Hydraulic fracturing to drill for oil and natural gas has not caused widespread harm to drinking water in the United States, the Environmental Protection Agency said Thursday in a report that also warned of potential contamination of water supplies if safeguards are not maintained.
A draft study issued by the agency found specific instances where poorly constructed drilling wells or improper wastewater management affected drinking water, but said the number of cases was small compared to the large number of wells that use hydraulic fracturing, better known as fracking.
The EPA assessment tracked water used throughout the fracking process, from acquiring the water to mixing chemicals at the well site and injecting so-called “fracking fluids” into wells, to collection of wastewater, wastewater treatment and disposal.
The report identified several vulnerabilities to drinking water resources, including fracking’s effect on drought-stricken areas; inadequately cased or cemented wells resulting in below-ground migration of gases and liquids; inadequately treated wastewater discharged into drinking water resources; and spills of hydraulic fluids and wastewater.
Congress ordered the long-awaited report in 2010, as a surge in fracking fueled a nationwide boom in production of oil and natural gas.

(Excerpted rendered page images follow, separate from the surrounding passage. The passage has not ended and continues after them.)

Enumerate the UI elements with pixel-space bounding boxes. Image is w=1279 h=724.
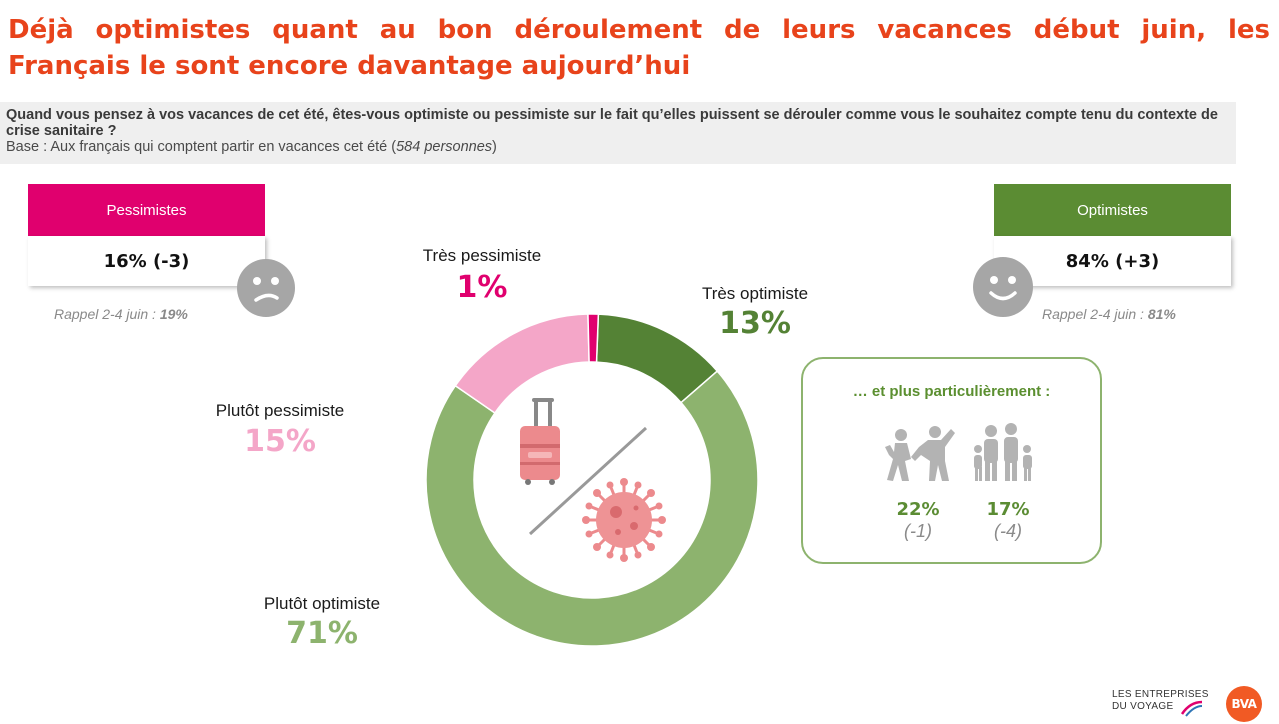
pessimistes-label: Pessimistes: [106, 201, 187, 219]
value-tres-optimiste: 13%: [719, 306, 791, 341]
optimistes-rappel-prefix: Rappel 2-4 juin :: [1042, 306, 1148, 322]
base-suffix: ): [492, 139, 497, 155]
suitcase-icon: [520, 398, 560, 485]
title-line-2: Français le sont encore davantage aujour…: [8, 51, 691, 81]
pessimistes-value: 16% (-3): [103, 250, 190, 272]
bva-logo: BVA: [1226, 686, 1262, 722]
slice-plutot-optimiste: [425, 370, 759, 647]
question-text: Quand vous pensez à vos vacances de cet …: [6, 107, 1218, 139]
logo-line-2: DU VOYAGE: [1112, 701, 1174, 712]
donut-slices: [425, 313, 759, 647]
pessimistes-rappel-value: 19%: [159, 306, 188, 322]
title-line-1: Déjà optimistes quant au bon déroulement…: [8, 15, 1270, 45]
optimistes-value: 84% (+3): [1065, 250, 1160, 272]
sad-face-icon: [237, 259, 295, 317]
particular-box: … et plus particulièrement :: [801, 357, 1102, 564]
base-text: Base : Aux français qui comptent partir …: [6, 139, 1230, 155]
label-plutot-pessimiste: Plutôt pessimiste: [215, 401, 345, 420]
donut-chart: [425, 313, 759, 647]
optimistes-rappel: Rappel 2-4 juin : 81%: [1042, 306, 1176, 322]
label-tres-optimiste: Très optimiste: [701, 284, 809, 303]
particular-value-1: 22%: [896, 499, 940, 520]
page-title: Déjà optimistes quant au bon déroulement…: [8, 12, 1270, 84]
question-box: Quand vous pensez à vos vacances de cet …: [0, 102, 1236, 164]
particular-delta-1: (-1): [904, 521, 932, 541]
divider-slash: [528, 426, 648, 536]
logo-line-1: LES ENTREPRISES: [1112, 689, 1209, 700]
label-tres-pessimiste: Très pessimiste: [422, 246, 542, 265]
particular-delta-2: (-4): [994, 521, 1022, 541]
pessimistes-value-box: 16% (-3): [28, 236, 265, 286]
particular-value-2: 17%: [986, 499, 1030, 520]
particular-title: … et plus particulièrement :: [852, 383, 1051, 400]
optimistes-header: Optimistes: [994, 184, 1231, 236]
family-icon: [974, 423, 1032, 481]
value-tres-pessimiste: 1%: [456, 270, 508, 305]
pessimistes-rappel-prefix: Rappel 2-4 juin :: [54, 306, 160, 322]
base-prefix: Base : Aux français qui comptent partir …: [6, 139, 397, 155]
bva-logo-text: BVA: [1231, 697, 1257, 711]
virus-icon: [582, 478, 666, 562]
entreprises-du-voyage-logo: LES ENTREPRISES DU VOYAGE: [1112, 689, 1209, 713]
slice-tres-pessimiste: [587, 313, 600, 363]
donut-hole: [475, 363, 709, 597]
value-plutot-optimiste: 71%: [286, 616, 358, 651]
base-count: 584 personnes: [396, 139, 493, 155]
plane-swoosh-icon: [1180, 700, 1203, 717]
optimistes-value-box: 84% (+3): [994, 236, 1231, 286]
optimistes-rappel-value: 81%: [1147, 306, 1176, 322]
label-plutot-optimiste: Plutôt optimiste: [263, 594, 381, 613]
pessimistes-rappel: Rappel 2-4 juin : 19%: [54, 306, 188, 322]
dancing-people-icon: [885, 426, 955, 481]
optimistes-label: Optimistes: [1077, 201, 1148, 219]
pessimistes-header: Pessimistes: [28, 184, 265, 236]
happy-face-icon: [973, 257, 1033, 317]
value-plutot-pessimiste: 15%: [244, 424, 316, 459]
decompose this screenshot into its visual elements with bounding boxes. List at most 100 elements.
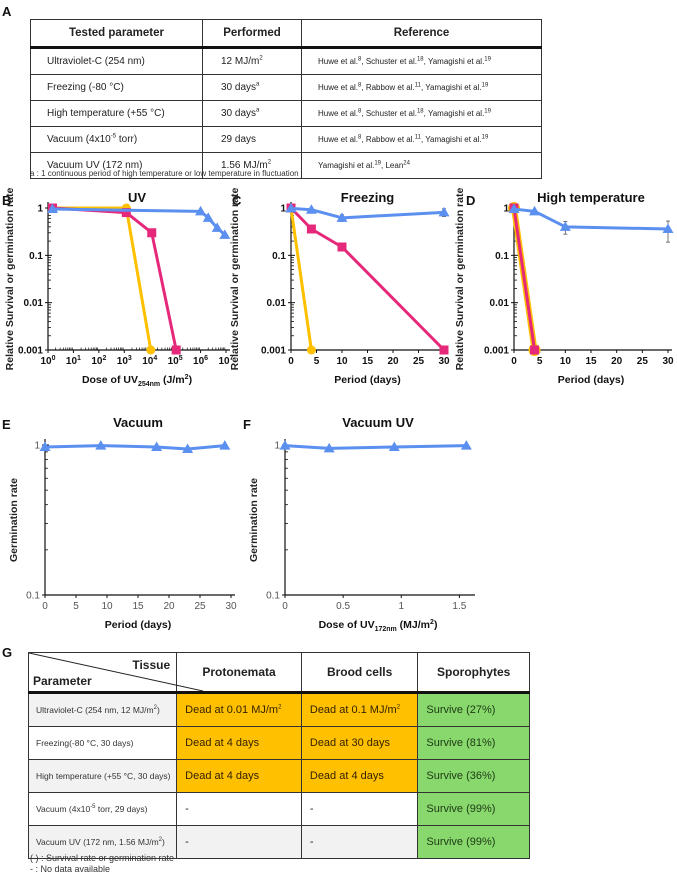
cell-parameter: High temperature (+55 °C, 30 days): [27, 759, 178, 793]
y-tick-label: 0.01: [267, 298, 287, 309]
param-sup: -5: [90, 804, 96, 811]
x-tick-base: 10: [218, 356, 230, 367]
x-tick-label: 107: [218, 355, 233, 367]
result-text: Dead at 4 days: [185, 737, 260, 749]
data-point: [530, 345, 540, 355]
reference-author: Huwe et al.: [318, 57, 359, 66]
legend-dash: - : No data available: [30, 864, 111, 874]
table-header-row: Tissue Parameter Protonemata Brood cells…: [27, 652, 530, 694]
data-point: [219, 229, 231, 239]
x-label-text: Dose of UV: [319, 619, 375, 631]
x-tick-exponent: 1: [77, 355, 81, 362]
cell-reference: Yamagishi et al.19, Lean24: [301, 152, 542, 179]
result-text: -: [185, 803, 189, 815]
x-tick-label: 105: [168, 355, 183, 367]
cell-reference: Huwe et al.8, Schuster et al.18, Yamagis…: [301, 47, 542, 75]
series-brood-cells: [286, 203, 449, 355]
x-tick-label: 102: [91, 355, 106, 367]
data-point: [306, 224, 316, 234]
x-axis-label: Dose of UV172nm (MJ/m2): [319, 619, 438, 633]
x-tick-label: 1: [398, 601, 404, 612]
series-line: [289, 207, 313, 351]
x-tick-label: 15: [585, 356, 597, 367]
data-point: [202, 212, 214, 222]
x-tick-label: 20: [163, 601, 175, 612]
cell-protonemata: -: [176, 825, 302, 859]
table-row: High temperature (+55 °C) 30 daysa Huwe et…: [30, 100, 542, 127]
data-point: [195, 205, 207, 216]
cell-parameter: Vacuum UV (172 nm, 1.56 MJ/m2): [27, 825, 178, 859]
param-sup: -5: [110, 133, 117, 140]
header-protonemata: Protonemata: [176, 652, 302, 694]
param-text: ): [156, 705, 160, 715]
y-tick-label: 0.1: [26, 591, 40, 602]
x-tick-exponent: 0: [52, 355, 56, 362]
param-text: Vacuum UV (172 nm, 1.56 MJ/m: [36, 837, 159, 847]
x-label-subscript: 254nm: [138, 381, 160, 388]
data-point: [147, 228, 157, 238]
param-sup: 2: [153, 705, 157, 712]
panel-label-a: A: [2, 4, 12, 19]
data-point: [662, 223, 674, 234]
x-tick-label: 0: [288, 356, 294, 367]
cell-reference: Huwe et al.8, Schuster et al.18, Yamagis…: [301, 100, 542, 127]
performed-value: 30 days: [221, 108, 257, 119]
x-tick-label: 25: [413, 356, 425, 367]
x-tick-label: 20: [387, 356, 399, 367]
y-axis-label: Relative Survival or germination rate: [4, 188, 16, 371]
cell-reference: Huwe et al.8, Rabbow et al.11, Yamagishi…: [301, 126, 542, 153]
data-point: [559, 221, 571, 231]
table-row: High temperature (+55 °C, 30 days) Dead a…: [27, 759, 530, 793]
cell-parameter: Vacuum (4x10-5 torr, 29 days): [27, 792, 178, 826]
cell-parameter: Vacuum UV (172 nm): [30, 152, 203, 179]
cell-brood-cells: Dead at 4 days: [300, 759, 419, 793]
corner-tissue-label: Tissue: [132, 658, 171, 672]
cell-parameter: Vacuum (4x10-5 torr): [30, 126, 203, 153]
data-point: [460, 440, 472, 450]
cell-brood-cells: -: [300, 792, 419, 826]
param-text: torr, 29 days): [95, 804, 148, 814]
reference-number: 11: [414, 82, 421, 89]
reference-author: Yamagishi et al.: [425, 135, 482, 144]
x-tick-label: 0: [511, 356, 517, 367]
cell-brood-cells: -: [300, 825, 419, 859]
series-brood-cells: [47, 203, 181, 355]
reference-author: Schuster et al.: [365, 57, 417, 66]
data-point: [323, 442, 335, 453]
x-tick-label: 104: [142, 355, 157, 367]
y-tick-label: 0.1: [266, 591, 280, 602]
cell-sporophytes: Survive (99%): [417, 792, 530, 826]
x-label-text: (MJ/m: [397, 619, 430, 631]
x-tick-label: 20: [611, 356, 623, 367]
cell-sporophytes: Survive (36%): [417, 759, 530, 793]
result-text: -: [309, 803, 314, 815]
tissue-survival-table: Tissue Parameter Protonemata Brood cells…: [27, 652, 530, 859]
x-axis-label: Period (days): [558, 374, 625, 386]
reference-number: 8: [358, 108, 362, 115]
table-row: Vacuum (4x10-5 torr, 29 days) - - Survive (…: [27, 792, 530, 826]
result-text: Dead at 0.1 MJ/m: [309, 704, 397, 716]
reference-author: Huwe et al.: [318, 83, 359, 92]
result-text: -: [309, 836, 314, 848]
series-sporophytes: [508, 203, 674, 243]
table-row: Ultraviolet-C (254 nm) 12 MJ/m2 Huwe et al…: [30, 47, 542, 75]
data-point: [219, 440, 231, 450]
chart-title: Vacuum: [113, 415, 163, 430]
x-tick-label: 0: [282, 601, 288, 612]
y-tick-label: 0.1: [495, 251, 509, 262]
y-tick-label: 0.1: [272, 251, 286, 262]
data-point: [306, 345, 316, 355]
data-point: [211, 222, 223, 232]
performed-value: 1.56 MJ/m: [221, 160, 268, 171]
x-tick-label: 103: [117, 355, 132, 367]
cell-parameter: Ultraviolet-C (254 nm, 12 MJ/m2): [27, 692, 178, 727]
param-text: Vacuum (4x10: [36, 804, 91, 814]
data-point: [508, 203, 520, 214]
table-header-row: Tested parameter Performed Reference: [30, 19, 542, 49]
reference-number: 8: [358, 82, 362, 89]
param-text: ): [162, 837, 165, 847]
x-tick-label: 5: [314, 356, 320, 367]
cell-performed: 30 daysa: [202, 100, 302, 127]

Fracking rigs have sprouted up in recent years in states from California to Pennsylvania, as energy companies take advantage of improved technology to gain access to vast stores of oil and natural gas underneath much of the continental U.S.
Fracking involves pumping huge volumes of water, sand and chemicals underground to split open rock formations so oil and gas will flow. The practice has spurred an ongoing energy boom but has raised widespread concerns that it might lead to groundwater contamination, increased air pollution and even earthquakes.
An estimated 25,000 to 30,000 new wells were drilled annually from 2011 to 2014, the report said. While fracking took place in at least 25 states, most of the activity occurred in four states: Texas, Colorado, Pennsylvania and North Dakota.
About 6,800 public drinking water sources serving more than 8.6 million people were located within 1 mile of a fracked well, the report said.
The report identified 151 cases from 2006 to 2012 in which fracking fluids or chemicals spilled on or near a drilling well. The spills ranged from 5 gallons to more than 19,000 gallons, with equipment failure the most common cause. Fluids reached surface water in 13 cases and soil in 97 cases, the report said. None of the spills were reported to have reached groundwater.
Industry groups hailed the EPA study as proof that fracking is safe, while environmental groups seized on the report’s identification of cases where fracking-related activities polluted drinking water.
“After more than five years and millions of dollars, the evidence gathered by EPA confirms what the agency has already acknowledged and what the oil and gas industry has known: hydraulic fracturing is being done safely under the strong environmental stewardship of state regulators and industry-best practices,” said Erik Milito, upstream group director of the American Petroleum Institute, the oil industry’s top lobbying group.
But Lauren Pagel, policy director of the environmental group Earthworks, said: “Today EPA confirmed what communities living with fracking have known for years: Fracking pollutes drinking water.”
“Now the Obama administration, Congress and state governments must act on that information to protect our drinking water and stop perpetuating the oil and gas industry’s myth that fracking is safe,” she said.
EPA officials said the report was not intended to prove whether fracking is safe, but instead was aimed at how state regulators, tribes, local communities and industry can best protect drinking water and reduce the risks of fracking. The report has cost $29 million since 2010, the EPA said, with another $4 million expected this year.
“It’s not a question of safe or unsafe,” Tom Burke, deputy assistant administrator of EPA’s Office of Research and Development, said in a conference call with reporters.
The issue for the EPA is “how do we best reduce vulnerabilities so we can best protect our water and water resources?”‘ Burke said.
Sen. James Inhofe, R-Okla., chairman of the Senate Environment and Public Works Committee, said the report was “the latest in a series of failed attempts” by the Obama administration to link fracking to systemic drinking water contamination.
“The Obama administration is now zero for four,” Inhofe said. “EPA, the U.S. Geological Survey and others have said that hydraulic fracturing is indeed safe.”
But Sen. Edward Markey, D-Mass., said fracking and related activities have the potential to severely impact the nation’s drinking water and endanger public health and the environment.
“While the number of cases (where fracking has contaminated drinking water) may be small, the impacts to public health and safety are large,” Markey said. “EPA must ensure that these activities occur appropriately with robust safeguards to ensure clean and safe drinking water.”